Cushenberry remembers his first music therapy session. He and his brother
went to the care home where his great grandmother lived. The residents were
all wheeled into the main hall to listen to the boys play.
They were a hit. "One, it was being a kid," he says, "but it was also the
music."
Cushenberry says he knew he wanted a career in music, but he talked himself
out of it at least twice. "But the sense of calling stayed with me, " he admits.
Layoffs at his company gave Cushenberry the push and opportunity he needed.
"I went back to school and followed my dreams."
It was the right decision. Cushenberry says he's already been able to help
people in ways he never could have imagined. During his internship, he worked
in a psychiatric hospital.
"I was working with adolescents with rotten backgrounds," he explains.
"I was helping them with their feelings. Some were good musicians. They were
pretty sharp."
His group performed the song Hand in My Pocket by Alanis Morissette. "It
was just orchestrating and adaptive work," Cushenberry says. But the kids
loved it -- it gave them a sense of accomplishment some had never experienced
before.
Another memorable experience happened during one of Cushenberry's practicum
assignments at the University of Kansas. He was working with a doctoral student
who liked to sing but couldn't play the piano because she had muscular dystrophy.
Cushenberry borrowed a musical instrument digital interface (MIDI), which
links a synthesizer with a computer. Soon the woman was able to accompany
herself musically.
"We performed for a couple classes -- I think about three," remembers
Cushenberry. "She was excited!" When his practicum ended, the student decided
to buy her own MIDI so she could continue composing.

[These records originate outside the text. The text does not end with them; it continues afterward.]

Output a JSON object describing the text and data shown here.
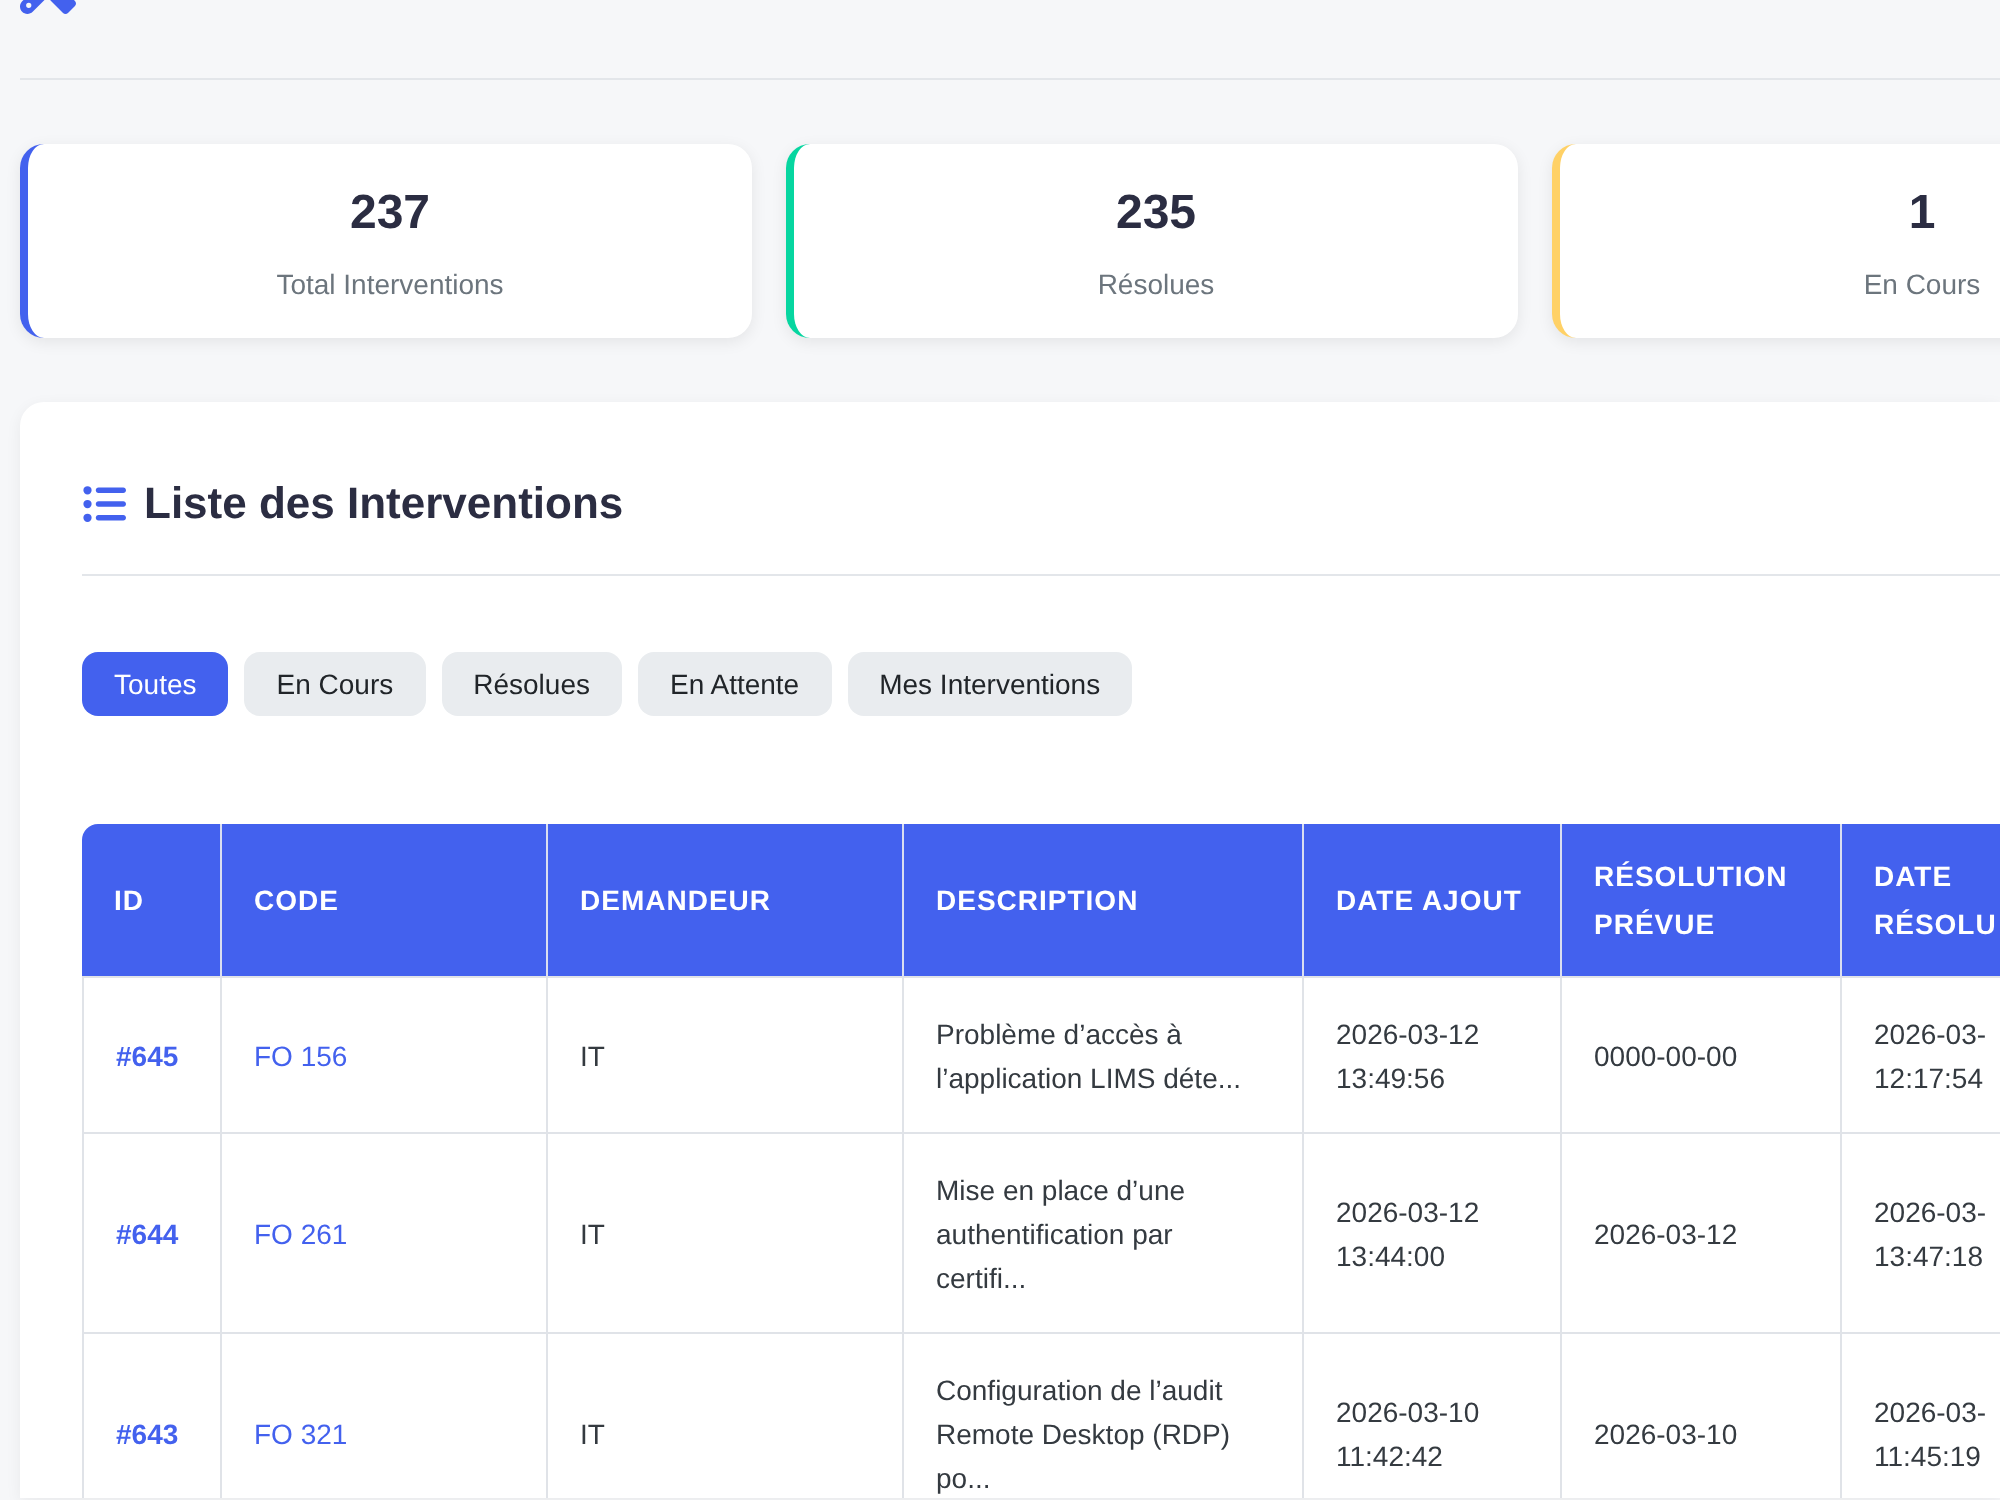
{
  "stats": [
    {
      "value": "237",
      "label": "Total Interventions",
      "color": "#4361ee"
    },
    {
      "value": "235",
      "label": "Résolues",
      "color": "#06d6a0"
    },
    {
      "value": "1",
      "label": "En Cours",
      "color": "#ffd166"
    }
  ],
  "interventions": {
    "title": "Liste des Interventions",
    "filters": [
      {
        "label": "Toutes",
        "selected": true
      },
      {
        "label": "En Cours",
        "selected": false
      },
      {
        "label": "Résolues",
        "selected": false
      },
      {
        "label": "En Attente",
        "selected": false
      },
      {
        "label": "Mes Interventions",
        "selected": false
      }
    ],
    "table": {
      "columns": [
        "ID",
        "CODE",
        "DEMANDEUR",
        "DESCRIPTION",
        "DATE AJOUT",
        "RÉSOLUTION PRÉVUE",
        "DATE RÉSOLU"
      ],
      "rows": [
        {
          "id": "#645",
          "code": "FO 156",
          "requester": "IT",
          "description": "Problème d’accès à l’application LIMS déte...",
          "date_added": "2026-03-12 13:49:56",
          "planned_resolution": "0000-00-00",
          "resolution_date": "2026-03- 12:17:54"
        },
        {
          "id": "#644",
          "code": "FO 261",
          "requester": "IT",
          "description": "Mise en place d’une authentification par certifi...",
          "date_added": "2026-03-12 13:44:00",
          "planned_resolution": "2026-03-12",
          "resolution_date": "2026-03- 13:47:18"
        },
        {
          "id": "#643",
          "code": "FO 321",
          "requester": "IT",
          "description": "Configuration de l’audit Remote Desktop (RDP) po...",
          "date_added": "2026-03-10 11:42:42",
          "planned_resolution": "2026-03-10",
          "resolution_date": "2026-03- 11:45:19"
        }
      ]
    }
  }
}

Farris-Manning was very moved by an experience during a session with a
patient with Alzheimer's. The woman was confused and couldn't speak. But when
Farris-Manning played the hymn Abide With Me, the woman became coherent and
even sang. "I felt it was a very poignant moment of connecting," Farris-Manning
says.
Music therapy's effects aren't always so dramatic. Most patients express
their pleasure in smaller gestures. "The little smiles and the peaceful breathing
they get before a session," Farris-Manning explains.
But sometimes there's nothing -- perhaps for weeks on end -- and the hardest
part of the job is trying to reach someone who isn't visibly responding at
all. She says that can happen in long-term care homes where clients are bedridden
and unresponsive.
"Music therapy can come to them, but it's very hard for the music therapist
to know what's working, because there are few visible rewards and change is
so slow," she explains.
Cushenberry is learning to appreciate small gains. The mentally challenged
residents of his new school respond very differently to therapy than the teenagers
in the psychiatric ward. "They have their successes too, though," he says
hurriedly. "It's just an adjustment."